If the landscape of your garden or yard just doesn't get consistent, quality sunlight, you likely haven't planted anything there over time. But one option may just work. "Rhododendrons are an evergreen spring-blooming shrub, which means they keep their large, glossy green leaves throughout the winter," Will reveals. "Rhododendrons are an exception to the full sun rule, preferring full shade."
"This makes them an excellent choice for brightening up shady areas in spring," she continues. Placing them in areas where you don't typically see a lot of seasonal blooms allows you to make every pocket of your garden pop. "Their flowers form in clusters and are available in pink, purple, red, orange, yellow, white, or cream," Will says.
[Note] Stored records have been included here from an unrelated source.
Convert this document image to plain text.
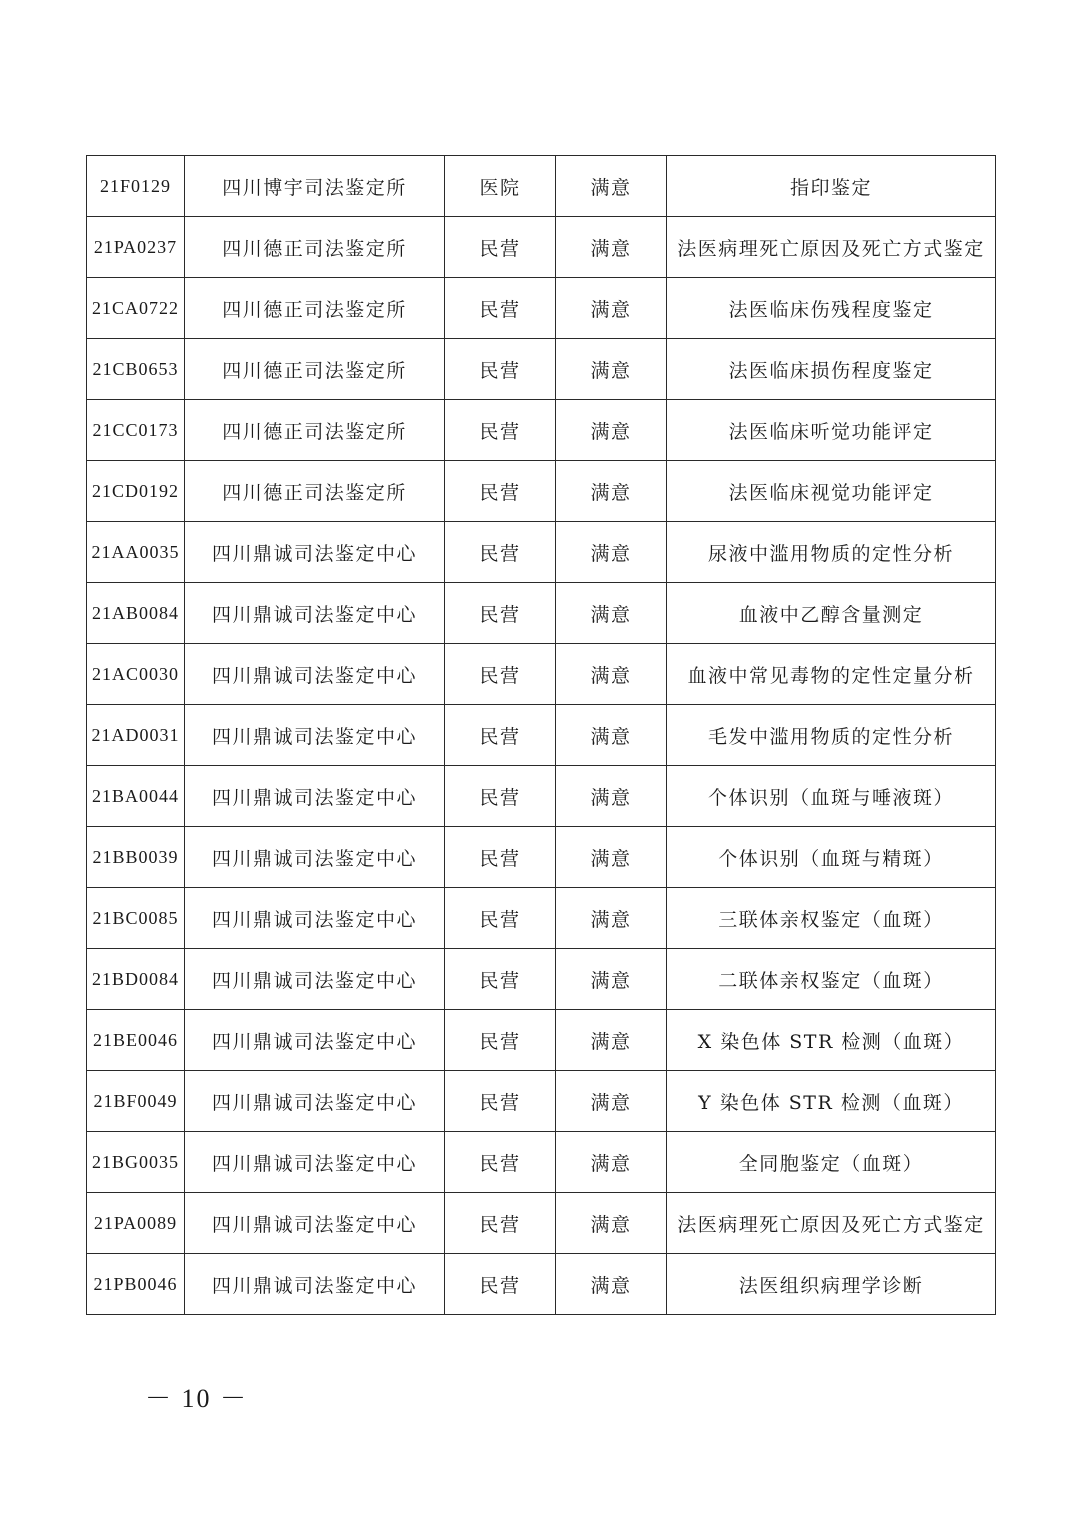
21F0129	四川博宇司法鉴定所	医院	满意	指印鉴定
21PA0237	四川德正司法鉴定所	民营	满意	法医病理死亡原因及死亡方式鉴定
21CA0722	四川德正司法鉴定所	民营	满意	法医临床伤残程度鉴定
21CB0653	四川德正司法鉴定所	民营	满意	法医临床损伤程度鉴定
21CC0173	四川德正司法鉴定所	民营	满意	法医临床听觉功能评定
21CD0192	四川德正司法鉴定所	民营	满意	法医临床视觉功能评定
21AA0035	四川鼎诚司法鉴定中心	民营	满意	尿液中滥用物质的定性分析
21AB0084	四川鼎诚司法鉴定中心	民营	满意	血液中乙醇含量测定
21AC0030	四川鼎诚司法鉴定中心	民营	满意	血液中常见毒物的定性定量分析
21AD0031	四川鼎诚司法鉴定中心	民营	满意	毛发中滥用物质的定性分析
21BA0044	四川鼎诚司法鉴定中心	民营	满意	个体识别（血斑与唾液斑）
21BB0039	四川鼎诚司法鉴定中心	民营	满意	个体识别（血斑与精斑）
21BC0085	四川鼎诚司法鉴定中心	民营	满意	三联体亲权鉴定（血斑）
21BD0084	四川鼎诚司法鉴定中心	民营	满意	二联体亲权鉴定（血斑）
21BE0046	四川鼎诚司法鉴定中心	民营	满意	X 染色体 STR 检测（血斑）
21BF0049	四川鼎诚司法鉴定中心	民营	满意	Y 染色体 STR 检测（血斑）
21BG0035	四川鼎诚司法鉴定中心	民营	满意	全同胞鉴定（血斑）
21PA0089	四川鼎诚司法鉴定中心	民营	满意	法医病理死亡原因及死亡方式鉴定
21PB0046	四川鼎诚司法鉴定中心	民营	满意	法医组织病理学诊断
－ 10 －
Ultimately, consider choosing a few different varieties to create a powerful, colorful statement, even in areas that may be a bit too dark. For the best results, support them with proper nutrients and water.
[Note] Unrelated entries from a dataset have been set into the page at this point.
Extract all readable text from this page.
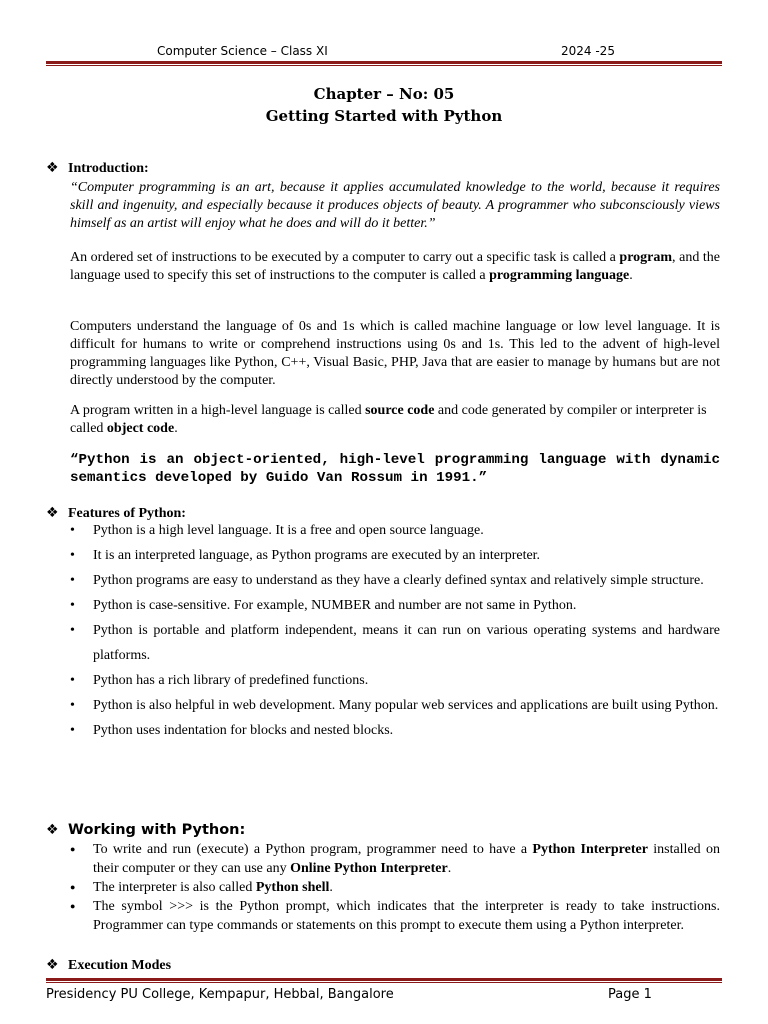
Computer Science – Class XI	2024 -25
Chapter – No: 05
Getting Started with Python
❖ Introduction:
“Computer programming is an art, because it applies accumulated knowledge to the world, because it requires skill and ingenuity, and especially because it produces objects of beauty. A programmer who subconsciously views himself as an artist will enjoy what he does and will do it better.”
An ordered set of instructions to be executed by a computer to carry out a specific task is called a program, and the language used to specify this set of instructions to the computer is called a programming language.
Computers understand the language of 0s and 1s which is called machine language or low level language. It is difficult for humans to write or comprehend instructions using 0s and 1s. This led to the advent of high-level programming languages like Python, C++, Visual Basic, PHP, Java that are easier to manage by humans but are not directly understood by the computer.
A program written in a high-level language is called source code and code generated by compiler or interpreter is called object code.
“Python is an object-oriented, high-level programming language with dynamic semantics developed by Guido Van Rossum in 1991.”
❖ Features of Python:
• Python is a high level language. It is a free and open source language.
• It is an interpreted language, as Python programs are executed by an interpreter.
• Python programs are easy to understand as they have a clearly defined syntax and relatively simple structure.
• Python is case-sensitive. For example, NUMBER and number are not same in Python.
• Python is portable and platform independent, means it can run on various operating systems and hardware platforms.
• Python has a rich library of predefined functions.
• Python is also helpful in web development. Many popular web services and applications are built using Python.
• Python uses indentation for blocks and nested blocks.
❖ Working with Python:
● To write and run (execute) a Python program, programmer need to have a Python Interpreter installed on their computer or they can use any Online Python Interpreter.
● The interpreter is also called Python shell.
● The symbol >>> is the Python prompt, which indicates that the interpreter is ready to take instructions. Programmer can type commands or statements on this prompt to execute them using a Python interpreter.
❖ Execution Modes
Presidency PU College, Kempapur, Hebbal, Bangalore	Page 1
Here's another exceptional spring bloomer to add to your garden, according to Will. "Azaleas — a sub-group of rhododendrons — are absolutely stunning in the spring, covered in bright blooms," she says. "Their flowers can last for weeks and are breathtaking to behold when seen in mass plantings." If you have a large flowerbed or a yard that lacks beauty and character, consider planting several azaleas in groupings to get the best-desired results. "Azalea flowers are found in shades of pink, purple, white, red, orange, and yellow," Will notes.
Like most plant life, the key is getting the location just right. "They are able to tolerate full sun or part shade locations. If planted in a more shady spot, azaleas will form a graceful habit as they reach for the sun, and although they'll have fewer flowers, the blooms will last longer," shares Will. Indeed, that's an excellent way to add dimension and shape to a garden or landscaped area.
For those looking for a color that won't bring the wildlife indoors, think weigela. "Weigela are known for both their showy red or pink blooms and for their foliage," shares Will. "Some varieties feature deep burgundy leaves, while others have variegated green foliage." This particular type of plant offers a unique color pattern, allowing for a different element to be added to your space. "Weigela are an excellent choice if you struggle with deer in your garden, as deer tend to leave weigela alone," she states.
These plants are particularly interesting and ideal for tighter areas. "They are a smaller spring-blooming shrub, growing 1 to 6 feet, depending on the variety," Will explains. "Weigela are also fast growers and will reach their mature size in just a few seasons." That makes them great for areas you want to quickly build up to create more of a dense, lush look.
With all these great ideas, how else can you enhance the color and look of your garden? Will recommends camellia. "Camellias are another evergreen spring-blooming shrub and are excellent companions to azaleas and rhododendrons due to their similar growing conditions." Consider planting them side-by-side to add more character to any space and include different varieties to create a stunning look.
When it comes to appearance and color, camellias stand out. "Camellia flowers are early spring bloomers and can look like roses, peonies, or anemones," Will shares. "The blooms come in red, pink, or white, or a mix of the three colors. In the South, camellias can even be found blooming in the middle of winter." If you decide to plant them, take some time to check out a few varieties or mix them to create a more colorful and interesting space. With these spring gardening tips, it's more than possible to transform your garden or yard into something truly inspiring and worthwhile.